A spiegare l’approccio con cui si è arrivati all’adozione di Immuni è intervenuto Francesco Modafferi, dirigente del Dipartimento realtà pubbliche e del dipartimento sanità e ricerca del Garante per la protezione dei dati personali.

«Abbiamo vissuto una situazione che non ha precedenti nella nostra storia. Si è parlato spesso di sospendere, delegare la protezione dei dati. Non è stato così. Parlo di protezione dei dati, non privacy poiché si pone in una prospettiva sbagliata, è qualcosa di più. Guarda alla circolazione, ai flussi di dati, alla garanzia e ai rischi di un’elevata circolazione dei dati. E il rischio è forte in questo periodo poiché si è evidenziato un forte processo di digitalizzazione nel commercio, nella pubblica amministrazione, nel settore privato. Questo ci ha aiutato, ma il prezzo è una continua espansione dei nostri dati con un elevato rischio per la nostra libertà. La protezione dei dati personali è una disciplina flessibile perché i dati sono trattati in modo diverso. Nella pandemia è stato la tutela della salute pubblica, lo stress test più importante che abbiamo affrontato. Emergenza significa estrema pericolosità pubblica che porta a interventi eccezionali».

Secondo Modafferi «l’intensità delle disposizioni messe in campo per affrontare questa situazione ha coinvolto fin dalla prima ordinanza anche il Garante per la protezione dei dati personali. Si sono fatti passi avanti sul campo della smaterializzazione, sbloccando una serie di questioni impantanate da anni. Per esempio l’invio della ricetta del medico direttamente all’assistito o di trasmetterla alla farmacia indicata dal paziente senza fare passaggi intermedi».

Modafferi ci tiene a sottolineare che «c’è stato un forte dialogo multilaterale, serratissimo fra Garante, ministeri interessati e tutti i principali protagonisti della vicenda, nell’ottica di individuare soluzioni efficienti e nel rispetto della protezione dei dati. La gran parte delle indicazioni che il garante ha dato sono state prese in considerazione e sviluppate». 

Invita a gettare uno sguardo al contesto europeo Giuseppe Vaciago, avvocato, alumnus dell’Università Cattolica, professore a contratto di informatica giuridica all’Università dell’Insubria, founder di LT42- The Legal Tech Company. «In Europa si sono registrati esempi non molto felici come in Inghilterra forse perché non c’è stato un dialogo fra le parti. Un esempio positivo invece arriva dalla Germania, grazie anche all’attenzione che le ha riservato la Merkel. Vediamo ora cosa succede per importare best practice anche da noi. Certo non abbiamo dato dimostrazione di forte unità nazionale vista la diversità di approccio alla questione data da regione e regione che ha creato confusione. È molto importante che il sistema Paese si interroghi se affidarsi a una app nazionale o affidarsi a quelle locali».
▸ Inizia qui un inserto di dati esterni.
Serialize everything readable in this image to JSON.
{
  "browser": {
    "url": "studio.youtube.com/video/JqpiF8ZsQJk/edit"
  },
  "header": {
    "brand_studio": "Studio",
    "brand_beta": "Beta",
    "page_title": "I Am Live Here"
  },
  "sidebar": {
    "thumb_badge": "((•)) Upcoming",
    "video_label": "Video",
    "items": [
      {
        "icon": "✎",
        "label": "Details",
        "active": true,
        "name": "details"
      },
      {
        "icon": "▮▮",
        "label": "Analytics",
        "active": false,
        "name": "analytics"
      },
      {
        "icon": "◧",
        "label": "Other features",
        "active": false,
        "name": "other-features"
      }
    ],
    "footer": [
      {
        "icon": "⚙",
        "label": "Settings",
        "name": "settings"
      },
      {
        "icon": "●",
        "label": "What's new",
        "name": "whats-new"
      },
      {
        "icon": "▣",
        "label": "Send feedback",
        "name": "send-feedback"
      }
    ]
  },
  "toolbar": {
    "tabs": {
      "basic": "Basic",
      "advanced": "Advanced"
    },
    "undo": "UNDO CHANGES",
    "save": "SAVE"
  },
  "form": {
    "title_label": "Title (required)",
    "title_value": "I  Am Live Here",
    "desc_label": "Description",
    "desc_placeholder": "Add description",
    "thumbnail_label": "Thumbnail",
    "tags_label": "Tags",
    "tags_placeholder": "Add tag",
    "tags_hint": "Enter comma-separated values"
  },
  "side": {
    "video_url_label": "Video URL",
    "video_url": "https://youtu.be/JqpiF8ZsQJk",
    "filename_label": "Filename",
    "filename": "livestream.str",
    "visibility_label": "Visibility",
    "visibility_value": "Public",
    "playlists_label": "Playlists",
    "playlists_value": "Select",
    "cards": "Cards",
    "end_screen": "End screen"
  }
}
Il prorettore Sciarrone Alibrandi, infine, chiede se sarà veramente efficace e se siamo sufficientemente responsabili per utilizzare questa app e tutelare in questo modo la salute. Per il professor Della Morte non sarà efficace, ma saranno le prove generali per il futuro. Per Modafferi se sarà efficace lo vedremo, la diffusione non è quella sperata, ma certamente sarà uno strumento in più per governare nuove emergenze e ciò dipenderà dalla diffusione che oggi non è certamente quella sperata.